N2O seasonal distributions and air‐sea exchange in UK estuaries: Implications for the tropospheric N2O source from European coastal waters

2011 
[1] We report measurements of dissolved nitrous oxide (N2O), dissolved inorganic nitrogen, and turbidity in surveys of six UK inner estuaries between February 2000 and October 2002: the Humber, Forth, Tamar, Tyne, Tees, and Tay. We also present dissolved N2O data for the Wash outer estuary from May 1995 and dissolved O2 data for the Forth estuary from June 2001. N2O was always supersaturated relative to air and was highest in the Humber (range 140–6500%) and generally higher at all sites during summer. In estuaries with well defined turbidity maximum zones (TMZs) at low salinity, N2O was maximal in the TMZ, coincident with high NH4+ and/or NO3−. Inspection of the broad relationships between N2O, NH4+, NO3−, NO2−, and O2 revealed a predominantly nitrification source for the N2O in the estuaries studied; denitrification-derived N2O was apparently unimportant and denitrification did not constitute a significant NO3− sink.
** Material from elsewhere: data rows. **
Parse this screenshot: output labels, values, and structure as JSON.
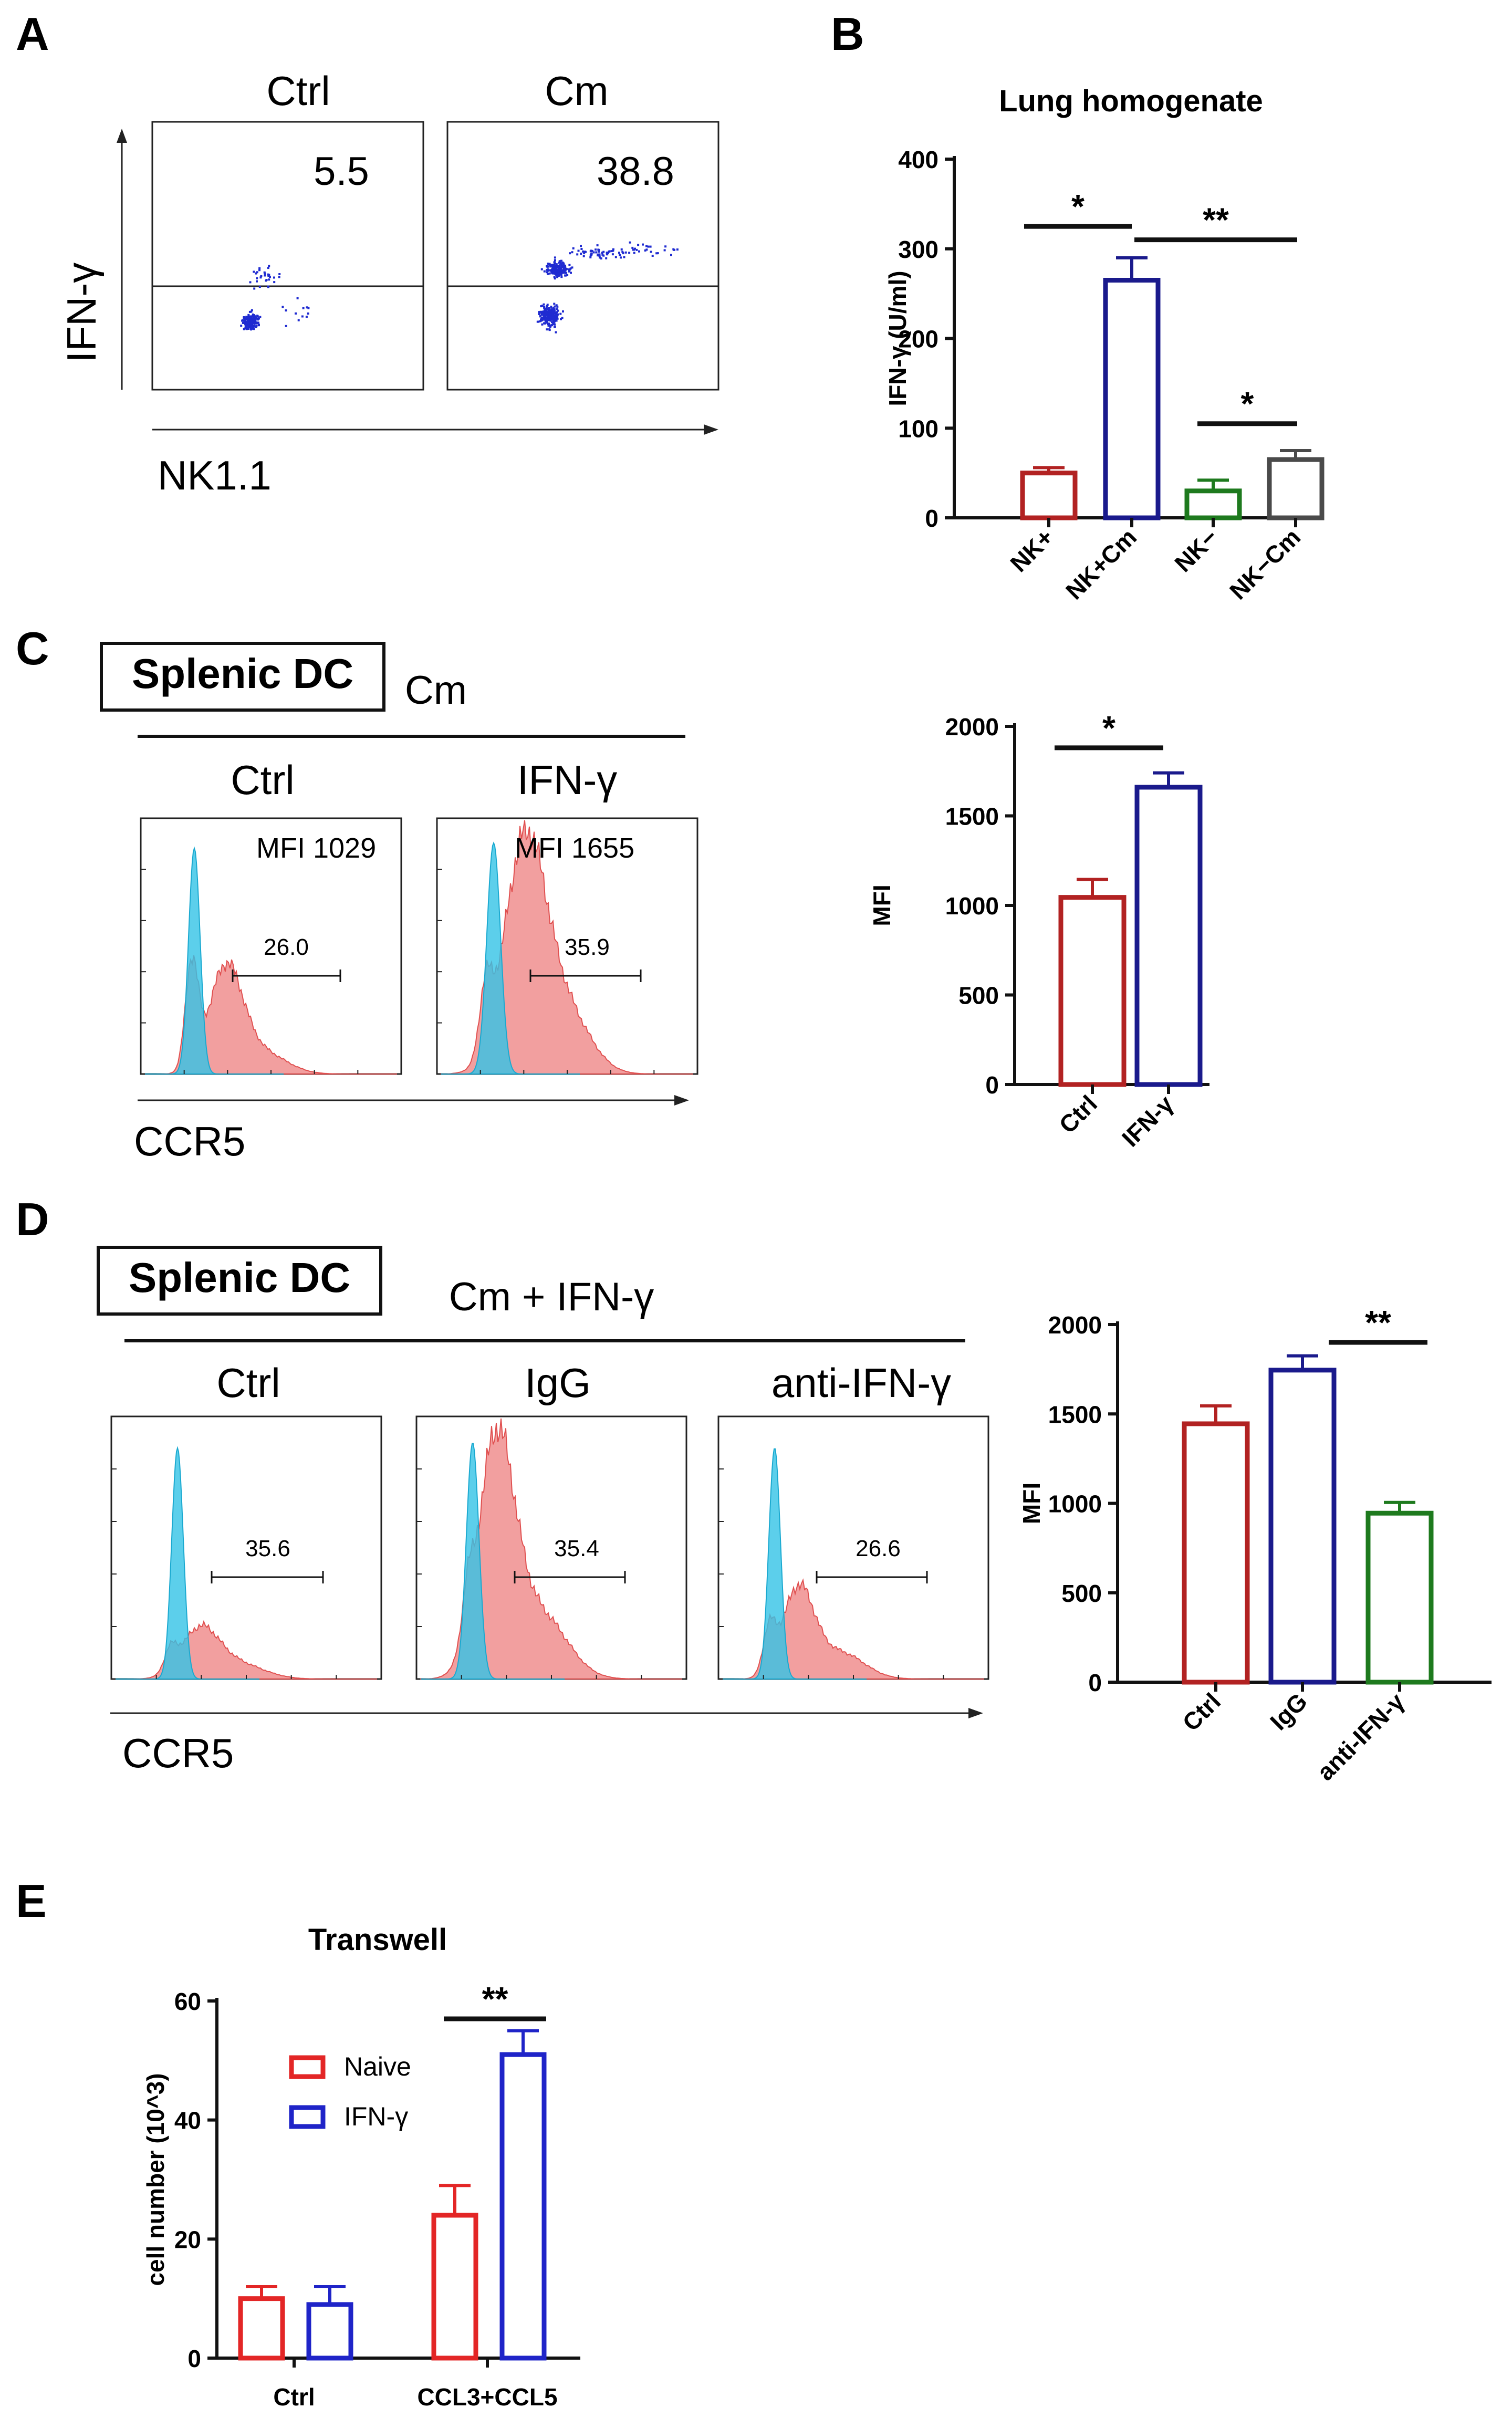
{
  "panels": {
    "A": {
      "label": "A",
      "col1_title": "Ctrl",
      "col2_title": "Cm",
      "col1_value": "5.5",
      "col2_value": "38.8",
      "y_axis": "IFN-γ",
      "x_axis": "NK1.1"
    },
    "B": {
      "label": "B"
    },
    "C": {
      "label": "C",
      "box_label": "Splenic DC",
      "group_label": "Cm",
      "col1_title": "Ctrl",
      "col2_title": "IFN-γ",
      "col1_mfi": "MFI 1029",
      "col2_mfi": "MFI 1655",
      "col1_gate": "26.0",
      "col2_gate": "35.9",
      "x_axis": "CCR5"
    },
    "D": {
      "label": "D",
      "box_label": "Splenic DC",
      "group_label": "Cm + IFN-γ",
      "col1_title": "Ctrl",
      "col2_title": "IgG",
      "col3_title": "anti-IFN-γ",
      "col1_gate": "35.6",
      "col2_gate": "35.4",
      "col3_gate": "26.6",
      "x_axis": "CCR5"
    },
    "E": {
      "label": "E"
    }
  },
  "colors": {
    "red": "#b22222",
    "navy": "#1a1a8c",
    "green": "#1e7a1e",
    "gray": "#4a4a4a",
    "bright_red": "#e32626",
    "bright_blue": "#1f24c8",
    "cyan_fill": "#33c3e6",
    "pink_fill": "#f08e8e",
    "dot_blue": "#1f2bd1"
  },
  "chart_data": [
    {
      "id": "B",
      "type": "bar",
      "title": "Lung homogenate",
      "ylabel": "IFN-γ (U/ml)",
      "xlabel": "",
      "ylim": [
        0,
        400
      ],
      "yticks": [
        0,
        100,
        200,
        300,
        400
      ],
      "categories": [
        "NK+",
        "NK+Cm",
        "NK−",
        "NK−Cm"
      ],
      "values": [
        50,
        265,
        30,
        65
      ],
      "errors": [
        6,
        25,
        12,
        10
      ],
      "bar_colors": [
        "#b22222",
        "#1a1a8c",
        "#1e7a1e",
        "#4a4a4a"
      ],
      "significance": [
        {
          "from": 0,
          "to": 1,
          "label": "*",
          "level": 325
        },
        {
          "from": 1,
          "to": 3,
          "label": "**",
          "level": 310
        },
        {
          "from": 2,
          "to": 3,
          "label": "*",
          "level": 105
        }
      ]
    },
    {
      "id": "C",
      "type": "bar",
      "title": "",
      "ylabel": "MFI",
      "xlabel": "",
      "ylim": [
        0,
        2000
      ],
      "yticks": [
        0,
        500,
        1000,
        1500,
        2000
      ],
      "categories": [
        "Ctrl",
        "IFN-γ"
      ],
      "values": [
        1045,
        1660
      ],
      "errors": [
        100,
        80
      ],
      "bar_colors": [
        "#b22222",
        "#1a1a8c"
      ],
      "significance": [
        {
          "from": 0,
          "to": 1,
          "label": "*",
          "level": 1880
        }
      ]
    },
    {
      "id": "D",
      "type": "bar",
      "title": "",
      "ylabel": "MFI",
      "xlabel": "",
      "ylim": [
        0,
        2000
      ],
      "yticks": [
        0,
        500,
        1000,
        1500,
        2000
      ],
      "categories": [
        "Ctrl",
        "IgG",
        "anti-IFN-γ"
      ],
      "values": [
        1445,
        1745,
        945
      ],
      "errors": [
        100,
        80,
        60
      ],
      "bar_colors": [
        "#b22222",
        "#1a1a8c",
        "#1e7a1e"
      ],
      "significance": [
        {
          "from": 1,
          "to": 2,
          "label": "**",
          "level": 1900
        }
      ]
    },
    {
      "id": "E",
      "type": "bar",
      "title": "Transwell",
      "ylabel": "cell number (10^3)",
      "xlabel": "",
      "ylim": [
        0,
        60
      ],
      "yticks": [
        0,
        20,
        40,
        60
      ],
      "categories": [
        "Ctrl",
        "CCL3+CCL5"
      ],
      "series": [
        {
          "name": "Naive",
          "values": [
            10,
            24
          ],
          "errors": [
            2,
            5
          ],
          "color": "#e32626"
        },
        {
          "name": "IFN-γ",
          "values": [
            9,
            51
          ],
          "errors": [
            3,
            4
          ],
          "color": "#1f24c8"
        }
      ],
      "legend": "top-left",
      "significance": [
        {
          "category": 1,
          "label": "**",
          "level": 57
        }
      ]
    }
  ]
}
In the anthropogenically impacted Tees estuary N2O (saturation 140–2000%) was attributed to high NH4+ in sewage and industrial effluent. N2O emissions were thus primarily a function of NH4+ derived from internal resuspension and/or ammonification, or external inputs and were independent of river-borne NO3−. We reevaluated total UK and European estuarine N2O emissions using these and published data, based on an aerially weighted approach that separately identified inner and outer estuaries, and a downward revision of the total European estuarine area used in a recent synthesis. Our revised estimates, ∼1.9 ± 1.2 × 109 g N2O yr−1 for the UK and 6.8 ± 13.2 × 109 g N2O yr−1 for Europe (including UK) are dominated by large (area ∼200–500 km2) anthropogenically impacted macrotidal inner estuaries. By contrast large pristine macrotidal systems, small inner estuaries, and large outer estuaries appear to be comparatively minor N2O sources. The UK estuarine N2O source is <2% of the UK N2O budget. Our revised European estuarine N2O emission is around 2 orders of magnitude smaller than a recent previous estimate that set this equivalent to ∼26% of the global estuarine total. We contend that this is an overestimate due to biases in the flux calculations resulting from likely overestimates of the mean N2O saturation and mean wind speed for European estuaries, and the European estuarine area. Taking this into account reduces this estimate to be more in line with our revised synthesis.